With the French left in the doldrums, opinion polls suggest Fillon will face Le Pen in the second-round run-off of the presidential elections next May.
Le Pen is adamant that the same anti-establishment anger which saw Britain vote to leave the EU and Americans elect Donald Trump as president could sweep her to power, although polls suggest that is unlikely.
At well over four million, turnout in yesterday's primary was higher than in the first round of voting last week, when Fillon knocked former President Nicolas Sarkozy out of the race with a late surge in support.
A racing car enthusiast who lives with his Anglo-Welsh wife Penelope in a chateau in the Loire valley, Fillon is a social conservative who has positioned himself as a defender of traditional family values and France's Catholic roots and an opponent of "multiculturalism".
He has also taken a hard line on Islam, saying the religion must change in the wake of terror attacks that have left 230 dead in the past two years.
"The Islamic religion (must) accept what all the others have accepted in the past ... that radicalism and provocation have no place here," he said at his final Paris rally last weekend.

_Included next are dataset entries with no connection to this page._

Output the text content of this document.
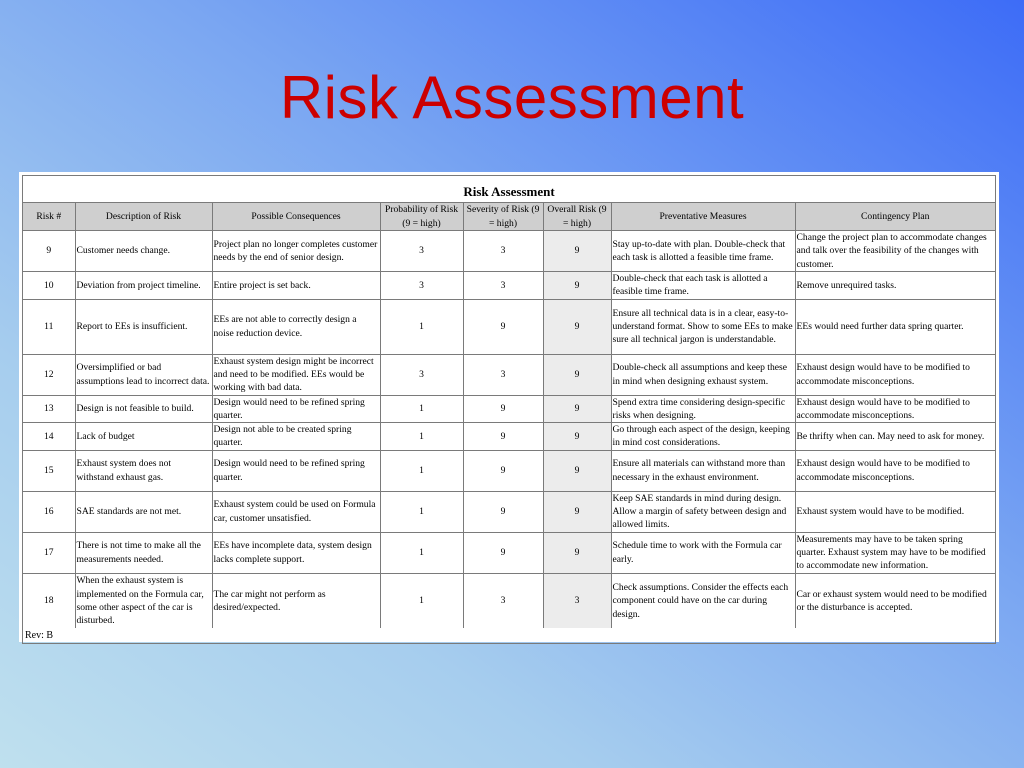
Risk Assessment
Risk Assessment
Risk #	Description of Risk	Possible Consequences	Probability of Risk (9 = high)	Severity of Risk (9 = high)	Overall Risk (9 = high)	Preventative Measures	Contingency Plan
9	Customer needs change.	Project plan no longer completes customer needs by the end of senior design.	3	3	9	Stay up-to-date with plan. Double-check that each task is allotted a feasible time frame.	Change the project plan to accommodate changes and talk over the feasibility of the changes with customer.
10	Deviation from project timeline.	Entire project is set back.	3	3	9	Double-check that each task is allotted a feasible time frame.	Remove unrequired tasks.
11	Report to EEs is insufficient.	EEs are not able to correctly design a noise reduction device.	1	9	9	Ensure all technical data is in a clear, easy-to-understand format. Show to some EEs to make sure all technical jargon is understandable.	EEs would need further data spring quarter.
12	Oversimplified or bad assumptions lead to incorrect data.	Exhaust system design might be incorrect and need to be modified. EEs would be working with bad data.	3	3	9	Double-check all assumptions and keep these in mind when designing exhaust system.	Exhaust design would have to be modified to accommodate misconceptions.
13	Design is not feasible to build.	Design would need to be refined spring quarter.	1	9	9	Spend extra time considering design-specific risks when designing.	Exhaust design would have to be modified to accommodate misconceptions.
14	Lack of budget	Design not able to be created spring quarter.	1	9	9	Go through each aspect of the design, keeping in mind cost considerations.	Be thrifty when can. May need to ask for money.
15	Exhaust system does not withstand exhaust gas.	Design would need to be refined spring quarter.	1	9	9	Ensure all materials can withstand more than necessary in the exhaust environment.	Exhaust design would have to be modified to accommodate misconceptions.
16	SAE standards are not met.	Exhaust system could be used on Formula car, customer unsatisfied.	1	9	9	Keep SAE standards in mind during design. Allow a margin of safety between design and allowed limits.	Exhaust system would have to be modified.
17	There is not time to make all the measurements needed.	EEs have incomplete data, system design lacks complete support.	1	9	9	Schedule time to work with the Formula car early.	Measurements may have to be taken spring quarter. Exhaust system may have to be modified to accommodate new information.
18	When the exhaust system is implemented on the Formula car, some other aspect of the car is disturbed.	The car might not perform as desired/expected.	1	3	3	Check assumptions. Consider the effects each component could have on the car during design.	Car or exhaust system would need to be modified or the disturbance is accepted.
Rev: B
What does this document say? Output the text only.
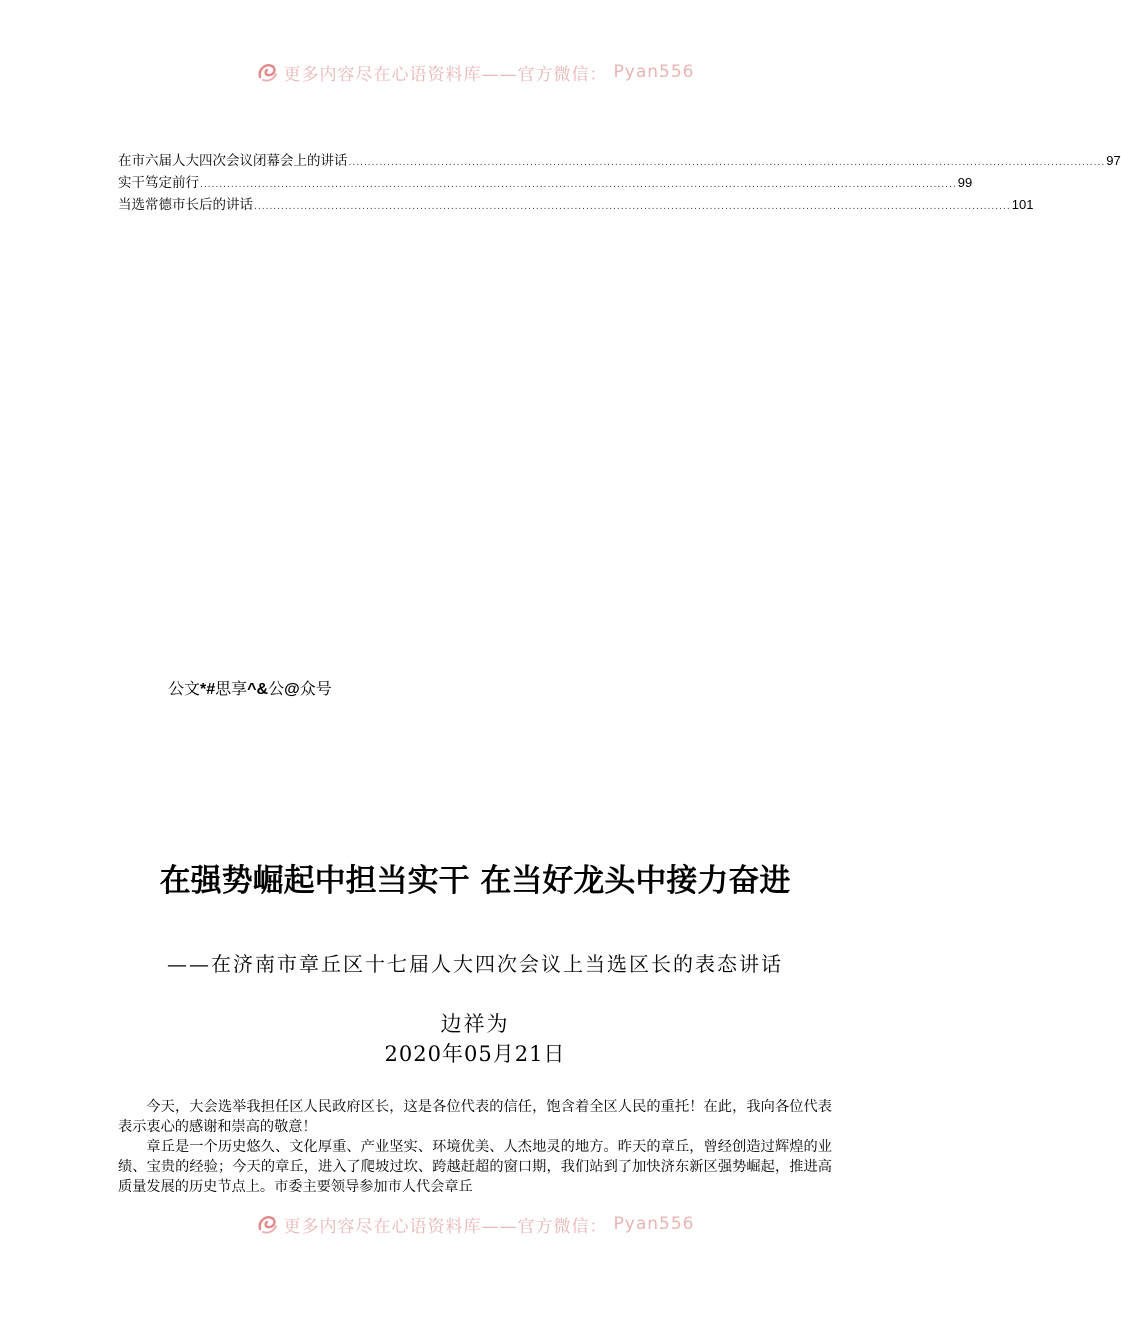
更多内容尽在心语资料库——官方微信： Pyan556
在市六届人大四次会议闭幕会上的讲话 .................................................................................................................................................................................................... 97
实干笃定前行 .................................................................................................................................................................................................... 99
当选常德市长后的讲话 .................................................................................................................................................................................................... 101
公文*#思享^&公@众号
在强势崛起中担当实干 在当好龙头中接力奋进
——在济南市章丘区十七届人大四次会议上当选区长的表态讲话
边祥为
2020年05月21日

今天，大会选举我担任区人民政府区长，这是各位代表的信任，饱含着全区人民的重托！在此，我向各位代表表示衷心的感谢和崇高的敬意！

章丘是一个历史悠久、文化厚重、产业坚实、环境优美、人杰地灵的地方。昨天的章丘，曾经创造过辉煌的业绩、宝贵的经验；今天的章丘，进入了爬坡过坎、跨越赶超的窗口期，我们站到了加快济东新区强势崛起，推进高质量发展的历史节点上。市委主要领导参加市人代会章丘

更多内容尽在心语资料库——官方微信： Pyan556
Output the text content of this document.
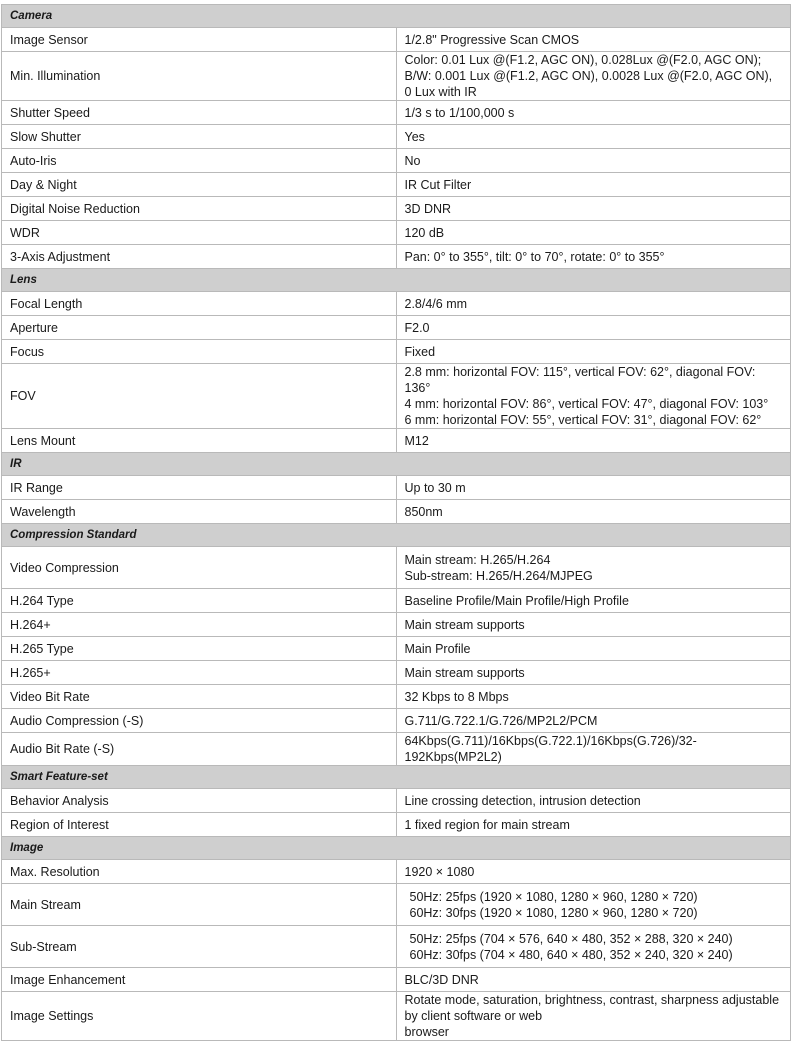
Camera	
Image Sensor	1/2.8" Progressive Scan CMOS

Min. Illumination	Color: 0.01 Lux @(F1.2, AGC ON), 0.028Lux @(F2.0, AGC ON);
B/W: 0.001 Lux @(F1.2, AGC ON), 0.0028 Lux @(F2.0, AGC ON), 0 Lux with IR

Shutter Speed	1/3 s to 1/100,000 s

Slow Shutter	Yes

Auto-Iris	No

Day & Night	IR Cut Filter

Digital Noise Reduction	3D DNR

WDR	120 dB

3-Axis Adjustment	Pan: 0° to 355°, tilt: 0° to 70°, rotate: 0° to 355°

Lens	
Focal Length	2.8/4/6 mm

Aperture	F2.0

Focus	Fixed

FOV	2.8 mm: horizontal FOV: 115°, vertical FOV: 62°, diagonal FOV: 136°
4 mm: horizontal FOV: 86°, vertical FOV: 47°, diagonal FOV: 103°
6 mm: horizontal FOV: 55°, vertical FOV: 31°, diagonal FOV: 62°

Lens Mount	M12

IR	
IR Range	Up to 30 m

Wavelength	850nm

Compression Standard	
Video Compression	Main stream: H.265/H.264
Sub-stream: H.265/H.264/MJPEG

H.264 Type	Baseline Profile/Main Profile/High Profile

H.264+	Main stream supports

H.265 Type	Main Profile

H.265+	Main stream supports

Video Bit Rate	32 Kbps to 8 Mbps

Audio Compression (-S)	G.711/G.722.1/G.726/MP2L2/PCM

Audio Bit Rate (-S)	64Kbps(G.711)/16Kbps(G.722.1)/16Kbps(G.726)/32-192Kbps(MP2L2)

Smart Feature-set	
Behavior Analysis	Line crossing detection, intrusion detection

Region of Interest	1 fixed region for main stream

Image	
Max. Resolution	1920 × 1080

Main Stream	50Hz: 25fps (1920 × 1080, 1280 × 960, 1280 × 720)
60Hz: 30fps (1920 × 1080, 1280 × 960, 1280 × 720)

Sub-Stream	50Hz: 25fps (704 × 576, 640 × 480, 352 × 288, 320 × 240)
60Hz: 30fps (704 × 480, 640 × 480, 352 × 240, 320 × 240)

Image Enhancement	BLC/3D DNR

Image Settings	Rotate mode, saturation, brightness, contrast, sharpness adjustable by client software or web
browser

On the economic front, he has promised to break with France's statist tradition and to roll out an ambitious free-market programme that will undoubtedly set him on collision course with France's unions.
His pledge to slash half a million state sector jobs, jettison the 35-hour week, and pay 'fonctionnaires' 37 hours for working 39 were branded "brutal" and unworkable by Juppe.
Fillon backs the idea of a "Europe of nations" and has voiced scepticism over the role of the European commission and EU Parliament.
Regarding Britain, he has called for a "good neighbourly deal" over Brexit, but recently made it clear that if the UK refused the free movement of EU citizens, there is no "reason to leave them the European financial passport and the eurozone must take back clearing its currency".
He also wants to return British border controls, which currently operate in Calais, to the UK.
There are concerns about Fillon's support for a US alliance with Vladimir Putin, the Russian President, over Syria. Britain is strongly opposed to such an alliance amid concerns that it will bolster the Bashar al-Assad regime.
Juppe, 71, had proposed similar, if slightly less radical, economic reforms. The mild-mannered moderate had gunned for the centre and left-wing vote by expressing confidence that France's ethnic and religious diversity could forge a "happy identity".
As his early lead waned, he complained bitterly of an online smear campaign by the far-right to depict him as soft on Islamic fundamentalism.
Juppe suffered another blow when television viewers found the harder-line Fillon more convincing in a head-to-head debate last week.
Pollsters say the winner of the centre-right primary will likely beat Le Pen and Juppe centred his campaign on being the best consensus candidate to do so. Fillon's camp argued that he will pose a tougher challenge for Le Pen, forcing her to tack left.
Attention will now turn to the French left, with a bitter contest expected between Francois Hollande, the most unpopular president of modern times, and his Prime Minister, Manuel Valls.